Fix/tweak pinned memory accounting (#13221)

* mm: Lower windows pin threshold Some workflows have more extranous use of shared GPU memory than is accounted for in the 5% pin headroom. Lower this for safety. * mm: Remove pin count clearing threshold. TOTAL_PINNED_MEMORY is shared between the legacy and aimdo pinning systems, however this catch-all assumes only the legacy system exists. Remove the catch-all as the PINNED_MEMORY buffer is coherent already.
2026-06-06 22:37:43 +08:00 · 2026-03-29 16:43:24 -07:00 · 2026-03-29 16:43:24 -07:00 · 8d723d2caa
commit 8d723d2caa
parent d113d1cc32
1 changed files with 2 additions and 4 deletions
--- a/comfy/model_management.py
+++ b/comfy/model_management.py
@ -1326,9 +1326,9 @@ MAX_PINNED_MEMORY = -1
 if not args.disable_pinned_memory:
    if is_nvidia() or is_amd():
        if WINDOWS:
-            MAX_PINNED_MEMORY = get_total_memory(torch.device("cpu")) * 0.45  # Windows limit is apparently 50%
+            MAX_PINNED_MEMORY = get_total_memory(torch.device("cpu")) * 0.40  # Windows limit is apparently 50%
        else:
-            MAX_PINNED_MEMORY = get_total_memory(torch.device("cpu")) * 0.95
+            MAX_PINNED_MEMORY = get_total_memory(torch.device("cpu")) * 0.90
        logging.info("Enabled pinned memory {}".format(MAX_PINNED_MEMORY // (1024 * 1024)))

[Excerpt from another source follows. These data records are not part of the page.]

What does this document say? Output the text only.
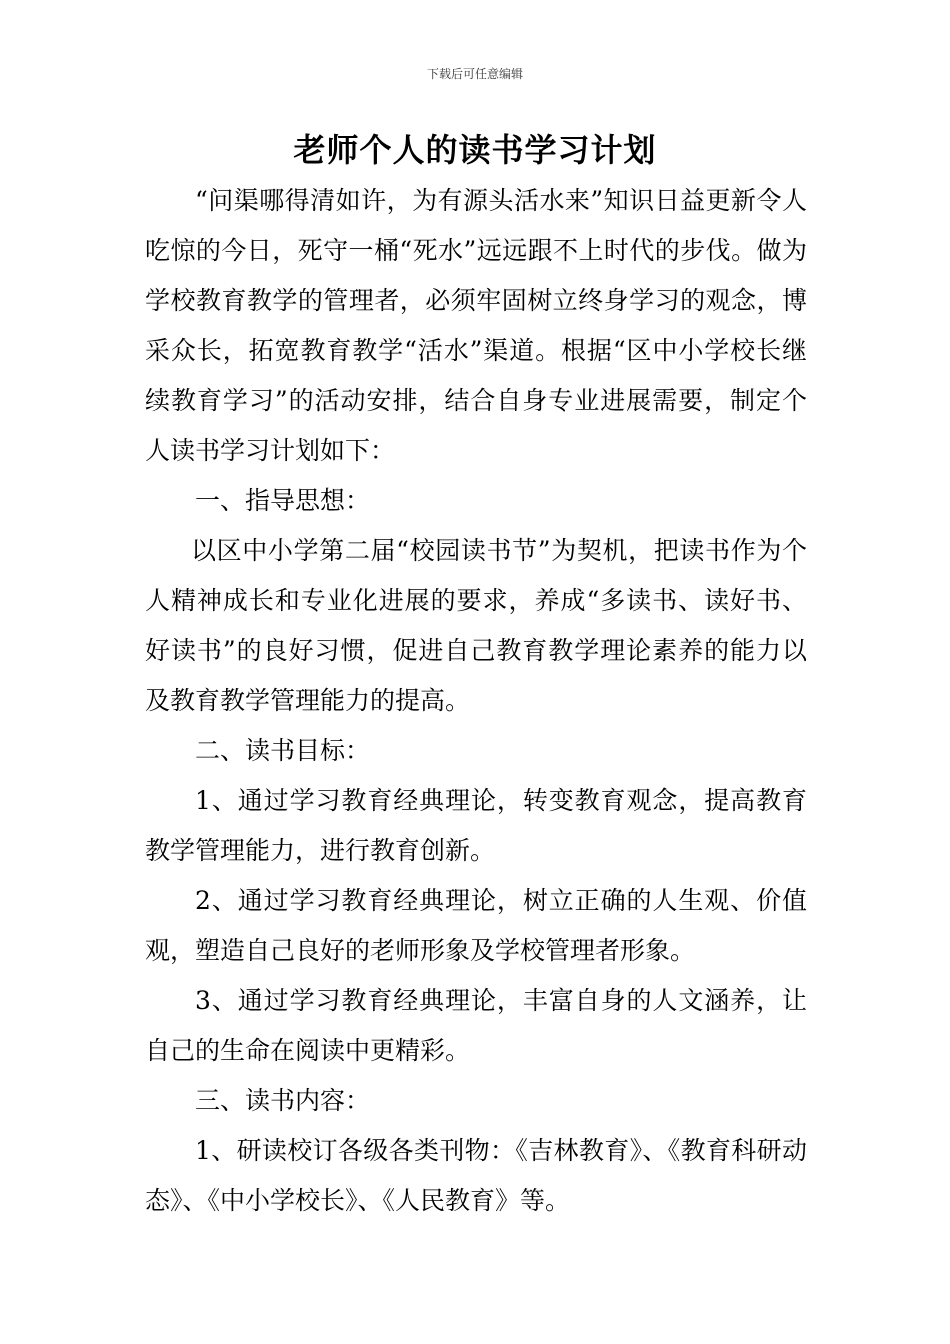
下载后可任意编辑
老师个人的读书学习计划

“问渠哪得清如许，为有源头活水来”知识日益更新令人吃惊的今日，死守一桶“死水”远远跟不上时代的步伐。做为学校教育教学的管理者，必须牢固树立终身学习的观念，博采众长，拓宽教育教学“活水”渠道。根据“区中小学校长继续教育学习”的活动安排，结合自身专业进展需要，制定个人读书学习计划如下：

一、指导思想：

以区中小学第二届“校园读书节”为契机，把读书作为个人精神成长和专业化进展的要求，养成“多读书、读好书、好读书”的良好习惯，促进自己教育教学理论素养的能力以及教育教学管理能力的提高。

二、读书目标：

1、通过学习教育经典理论，转变教育观念，提高教育教学管理能力，进行教育创新。

2、通过学习教育经典理论，树立正确的人生观、价值观，塑造自己良好的老师形象及学校管理者形象。

3、通过学习教育经典理论，丰富自身的人文涵养，让自己的生命在阅读中更精彩。

三、读书内容：

1、研读校订各级各类刊物：《吉林教育》、《教育科研动态》、《中小学校长》、《人民教育》等。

 PINNING_ALLOWED_TYPES = set(["Tensor", "Parameter", "QuantizedTensor"])
@ -1403,8 +1403,6 @@ def unpin_memory(tensor):

    if torch.cuda.cudart().cudaHostUnregister(ptr) == 0:
        TOTAL_PINNED_MEMORY -= PINNED_MEMORY.pop(ptr)
-        if len(PINNED_MEMORY) == 0:
-            TOTAL_PINNED_MEMORY = 0
        return True
    else:
        logging.warning("Unpin error.")